Proteolytic cleavage of glucagon-like peptide-1 by pancreatic β cells and by fetal calf serum analyzed by mass spectrometry

Abstract

Fetal calf serum and a β-cell line exhibit a proteolytic activity essential for the biological function of glucagon-like peptide-1 (GLP-1). This process of cleavage was investigated using matrix-assisted laser desorption ionization time-of-flight mass spectrometry (MALDI-TOF-MS). To generate processing products, GLP-1 was subjected to rat insulinoma m5F (RINm5F) cell cultures or to fetal calf serum (FCS). For detection of processing products, a standardized extraction method including ion-exchange batch extraction, ultrafiltration, gel filtration, and reversed-phase chromatography was used. The RP fractions were analyzed by MALDI-TOF-MS. Processed proteolytic products were detected by comparing the resulting mass spectra of cell media or FCS after 2 h incubation with GLP-1 (7–36) amide with these of 2 h controls.

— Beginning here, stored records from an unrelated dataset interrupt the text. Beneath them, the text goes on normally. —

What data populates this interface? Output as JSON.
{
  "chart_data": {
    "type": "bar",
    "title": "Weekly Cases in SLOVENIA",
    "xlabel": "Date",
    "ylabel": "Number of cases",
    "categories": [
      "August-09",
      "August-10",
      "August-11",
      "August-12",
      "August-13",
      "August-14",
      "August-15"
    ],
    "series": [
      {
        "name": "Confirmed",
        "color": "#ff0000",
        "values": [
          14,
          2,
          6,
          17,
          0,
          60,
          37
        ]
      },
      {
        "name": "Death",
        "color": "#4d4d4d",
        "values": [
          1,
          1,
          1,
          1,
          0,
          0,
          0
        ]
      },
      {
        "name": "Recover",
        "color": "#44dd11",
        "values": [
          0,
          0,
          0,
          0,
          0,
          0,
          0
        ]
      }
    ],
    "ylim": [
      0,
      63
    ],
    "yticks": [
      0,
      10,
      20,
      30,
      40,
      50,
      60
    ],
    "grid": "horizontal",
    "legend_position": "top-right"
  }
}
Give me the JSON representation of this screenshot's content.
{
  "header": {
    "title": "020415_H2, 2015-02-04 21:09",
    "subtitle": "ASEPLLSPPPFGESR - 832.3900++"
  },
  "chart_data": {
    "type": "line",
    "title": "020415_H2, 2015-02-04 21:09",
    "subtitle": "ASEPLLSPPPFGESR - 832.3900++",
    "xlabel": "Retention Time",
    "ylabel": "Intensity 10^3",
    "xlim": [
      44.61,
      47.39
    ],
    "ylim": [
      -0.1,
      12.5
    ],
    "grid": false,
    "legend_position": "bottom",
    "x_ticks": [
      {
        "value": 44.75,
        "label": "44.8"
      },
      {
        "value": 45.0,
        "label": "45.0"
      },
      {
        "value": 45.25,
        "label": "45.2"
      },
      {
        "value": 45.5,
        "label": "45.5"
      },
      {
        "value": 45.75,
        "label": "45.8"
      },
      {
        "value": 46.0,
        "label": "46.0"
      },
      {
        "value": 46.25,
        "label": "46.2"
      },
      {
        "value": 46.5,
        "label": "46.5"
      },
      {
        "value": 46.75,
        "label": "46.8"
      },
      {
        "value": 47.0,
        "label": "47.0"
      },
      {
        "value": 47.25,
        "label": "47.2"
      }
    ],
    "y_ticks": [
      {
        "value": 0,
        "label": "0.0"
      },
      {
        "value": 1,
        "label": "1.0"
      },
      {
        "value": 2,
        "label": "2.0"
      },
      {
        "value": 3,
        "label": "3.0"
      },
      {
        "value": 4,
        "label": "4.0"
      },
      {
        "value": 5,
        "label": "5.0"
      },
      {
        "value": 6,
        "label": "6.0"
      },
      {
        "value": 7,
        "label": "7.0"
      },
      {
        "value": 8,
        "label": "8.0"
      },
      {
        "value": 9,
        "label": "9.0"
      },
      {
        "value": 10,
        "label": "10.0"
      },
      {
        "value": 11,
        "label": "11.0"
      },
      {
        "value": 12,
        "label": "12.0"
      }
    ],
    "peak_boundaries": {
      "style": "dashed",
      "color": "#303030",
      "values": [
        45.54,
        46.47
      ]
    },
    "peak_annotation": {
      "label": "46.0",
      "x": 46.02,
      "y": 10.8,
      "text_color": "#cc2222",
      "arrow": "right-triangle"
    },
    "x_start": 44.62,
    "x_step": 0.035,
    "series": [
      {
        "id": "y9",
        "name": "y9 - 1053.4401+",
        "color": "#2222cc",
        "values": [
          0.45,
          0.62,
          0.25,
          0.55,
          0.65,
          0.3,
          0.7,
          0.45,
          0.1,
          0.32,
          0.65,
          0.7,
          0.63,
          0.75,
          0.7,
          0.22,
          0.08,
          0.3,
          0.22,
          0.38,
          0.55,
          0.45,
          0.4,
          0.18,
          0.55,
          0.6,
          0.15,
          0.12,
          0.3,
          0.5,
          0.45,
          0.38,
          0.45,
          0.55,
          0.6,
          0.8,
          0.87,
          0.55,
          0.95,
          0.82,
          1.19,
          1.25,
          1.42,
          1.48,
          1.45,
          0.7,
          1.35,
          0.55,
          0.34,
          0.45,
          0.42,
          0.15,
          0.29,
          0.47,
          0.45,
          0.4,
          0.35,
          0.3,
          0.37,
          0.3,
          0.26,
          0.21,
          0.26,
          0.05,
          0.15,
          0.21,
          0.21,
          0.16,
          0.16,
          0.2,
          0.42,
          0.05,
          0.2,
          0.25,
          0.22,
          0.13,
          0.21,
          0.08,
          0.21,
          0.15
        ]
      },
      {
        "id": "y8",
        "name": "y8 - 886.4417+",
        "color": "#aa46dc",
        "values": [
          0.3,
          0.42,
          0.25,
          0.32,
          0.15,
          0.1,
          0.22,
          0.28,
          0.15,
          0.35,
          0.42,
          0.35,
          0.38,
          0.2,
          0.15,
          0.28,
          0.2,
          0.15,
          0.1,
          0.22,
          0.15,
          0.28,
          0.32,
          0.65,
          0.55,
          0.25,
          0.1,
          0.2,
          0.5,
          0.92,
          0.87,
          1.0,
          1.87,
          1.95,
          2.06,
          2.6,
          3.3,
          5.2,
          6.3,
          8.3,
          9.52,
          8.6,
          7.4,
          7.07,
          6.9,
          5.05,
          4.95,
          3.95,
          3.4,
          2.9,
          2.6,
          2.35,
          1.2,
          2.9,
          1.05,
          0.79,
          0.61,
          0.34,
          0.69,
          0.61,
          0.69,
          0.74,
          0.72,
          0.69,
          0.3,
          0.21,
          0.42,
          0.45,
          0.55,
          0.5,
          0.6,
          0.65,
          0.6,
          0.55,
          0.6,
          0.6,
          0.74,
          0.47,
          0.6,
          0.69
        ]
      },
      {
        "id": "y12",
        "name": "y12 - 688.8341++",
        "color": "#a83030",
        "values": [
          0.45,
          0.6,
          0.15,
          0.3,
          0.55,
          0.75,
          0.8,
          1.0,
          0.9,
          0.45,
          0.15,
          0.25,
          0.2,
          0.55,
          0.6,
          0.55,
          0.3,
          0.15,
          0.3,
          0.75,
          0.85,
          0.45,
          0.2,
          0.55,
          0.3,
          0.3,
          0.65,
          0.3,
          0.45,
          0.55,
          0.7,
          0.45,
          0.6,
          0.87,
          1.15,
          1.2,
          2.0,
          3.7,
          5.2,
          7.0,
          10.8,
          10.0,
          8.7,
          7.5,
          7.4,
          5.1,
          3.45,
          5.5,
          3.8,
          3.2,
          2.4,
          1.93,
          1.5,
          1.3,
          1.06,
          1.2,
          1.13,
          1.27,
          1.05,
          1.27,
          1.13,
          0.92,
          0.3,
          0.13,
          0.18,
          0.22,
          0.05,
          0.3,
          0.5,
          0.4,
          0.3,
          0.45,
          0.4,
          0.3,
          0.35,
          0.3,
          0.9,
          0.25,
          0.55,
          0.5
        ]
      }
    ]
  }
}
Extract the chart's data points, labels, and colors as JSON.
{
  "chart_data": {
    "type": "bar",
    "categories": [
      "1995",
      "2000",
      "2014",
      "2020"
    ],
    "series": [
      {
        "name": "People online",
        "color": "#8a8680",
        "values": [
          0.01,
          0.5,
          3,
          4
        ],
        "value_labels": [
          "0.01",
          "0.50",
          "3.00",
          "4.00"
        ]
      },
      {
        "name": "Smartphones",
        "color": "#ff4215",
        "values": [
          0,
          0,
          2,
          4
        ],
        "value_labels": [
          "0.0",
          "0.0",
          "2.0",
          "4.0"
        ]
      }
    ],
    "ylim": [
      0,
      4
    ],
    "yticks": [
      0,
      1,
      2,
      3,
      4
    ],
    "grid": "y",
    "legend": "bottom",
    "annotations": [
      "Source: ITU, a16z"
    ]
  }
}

To perform the comparison of the resulting mass spectra, software (massspecanalyst) based on Microcal Software, Origins C-like language labtalk was developed. GLP-1 fragments were purified by RP-HPLC, and characterized by sequence analysis. As insulin is the major secretory product of β cells depending on GLP-1 stimulation, the insulin and insulin fragments of the cell culture supernatants were also analyzed by this method.